Nova fell ill with co-depression: “I felt incredibly safe and overlooked the symptoms”

In the course of this, they fell ill with co-depression. How did that happen?
I haven’t managed to protect myself, to set myself apart. That is one thing that I am happy to pass on today: Only a healthy person can help a sick person. That went terribly wrong for me at the beginning, even though I was firmly convinced that something like this couldn’t happen to me. I thought I knew everything about this disease, felt insanely safe and ignored the symptoms until the end.
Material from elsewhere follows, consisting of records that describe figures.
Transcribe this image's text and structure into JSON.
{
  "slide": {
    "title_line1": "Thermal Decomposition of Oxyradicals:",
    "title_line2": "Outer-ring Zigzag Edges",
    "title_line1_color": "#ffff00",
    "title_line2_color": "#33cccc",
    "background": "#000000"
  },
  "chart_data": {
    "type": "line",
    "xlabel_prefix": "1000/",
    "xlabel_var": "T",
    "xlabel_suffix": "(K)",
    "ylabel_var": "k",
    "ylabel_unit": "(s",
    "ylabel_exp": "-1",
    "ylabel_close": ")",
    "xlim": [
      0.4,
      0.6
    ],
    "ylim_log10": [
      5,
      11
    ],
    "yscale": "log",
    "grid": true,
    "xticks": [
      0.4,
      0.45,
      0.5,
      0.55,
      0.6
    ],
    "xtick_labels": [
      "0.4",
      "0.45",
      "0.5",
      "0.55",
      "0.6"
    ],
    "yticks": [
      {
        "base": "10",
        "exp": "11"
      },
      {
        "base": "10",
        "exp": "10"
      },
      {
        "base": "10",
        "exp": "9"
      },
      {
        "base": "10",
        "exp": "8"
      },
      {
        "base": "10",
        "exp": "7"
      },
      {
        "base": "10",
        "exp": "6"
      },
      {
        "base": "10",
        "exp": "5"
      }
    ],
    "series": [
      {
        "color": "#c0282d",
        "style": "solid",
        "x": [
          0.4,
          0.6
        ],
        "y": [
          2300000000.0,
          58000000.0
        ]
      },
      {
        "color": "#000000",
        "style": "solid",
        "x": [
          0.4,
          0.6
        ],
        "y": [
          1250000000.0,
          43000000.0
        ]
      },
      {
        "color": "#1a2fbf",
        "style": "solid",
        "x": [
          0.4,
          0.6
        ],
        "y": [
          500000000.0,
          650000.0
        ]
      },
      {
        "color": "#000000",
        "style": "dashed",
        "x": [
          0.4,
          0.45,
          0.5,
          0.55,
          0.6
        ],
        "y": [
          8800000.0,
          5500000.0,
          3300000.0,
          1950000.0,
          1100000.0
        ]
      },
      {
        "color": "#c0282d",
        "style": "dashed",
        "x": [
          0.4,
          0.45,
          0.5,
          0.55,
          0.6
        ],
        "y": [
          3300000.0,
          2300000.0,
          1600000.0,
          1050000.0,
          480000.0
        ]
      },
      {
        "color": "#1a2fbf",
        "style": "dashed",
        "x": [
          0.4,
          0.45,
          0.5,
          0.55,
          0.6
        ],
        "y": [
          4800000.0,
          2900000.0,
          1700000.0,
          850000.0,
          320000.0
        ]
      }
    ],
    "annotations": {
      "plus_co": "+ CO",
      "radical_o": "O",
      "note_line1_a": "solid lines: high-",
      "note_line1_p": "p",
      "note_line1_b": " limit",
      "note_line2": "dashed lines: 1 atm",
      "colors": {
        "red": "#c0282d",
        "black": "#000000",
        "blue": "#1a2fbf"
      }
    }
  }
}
When did you realize that you needed help yourself?
I don’t have that. A very good friend noticed this and approached me about it. At the time, I was working a lot, flying around, sometimes being in three or four countries a week. I thought it was legitimate to spend my free time on the couch and not want to see anyone. I had an excuse for everything.

But my friend did not give up. For her sake, I went to an initial meeting. I wanted to prove to her that everything was fine – and then I collapsed and was in therapy for two years.

That is why it is also important to sensitize those around you. Let your loved ones know to tell you if you’ve changed or if something is wrong.

Nova Meierhenrich's book "When love isn't enough" was published on October 5, 2018 and is now a bestseller.

Nova Meierhenrich’s book “If Love Isn’t Enough” was published on October 5, 2018 and is now a bestseller.

© PR

What did you learn about yourself in therapy that you would have liked to have known earlier?
Many things were clear to me, but first I had to accept them. I’ve learned how to be more loving with myself. I tend to be too strict with myself. I don’t have to do everything, I don’t have control over everything – just like over my father’s illness. It is not my responsibility. That helped me during that time.

Help with depression

Are you seeing any signs of depression? At the national Crisis hotline on 0800 1110111 help is provided quickly and anonymously! Further information is also available from German Depression Aid Foundation.

With the series of interviews “Mental Health Matters”, GALA would like to focus on the topic of mental health, educate it and de-stigmatize mental illnesses.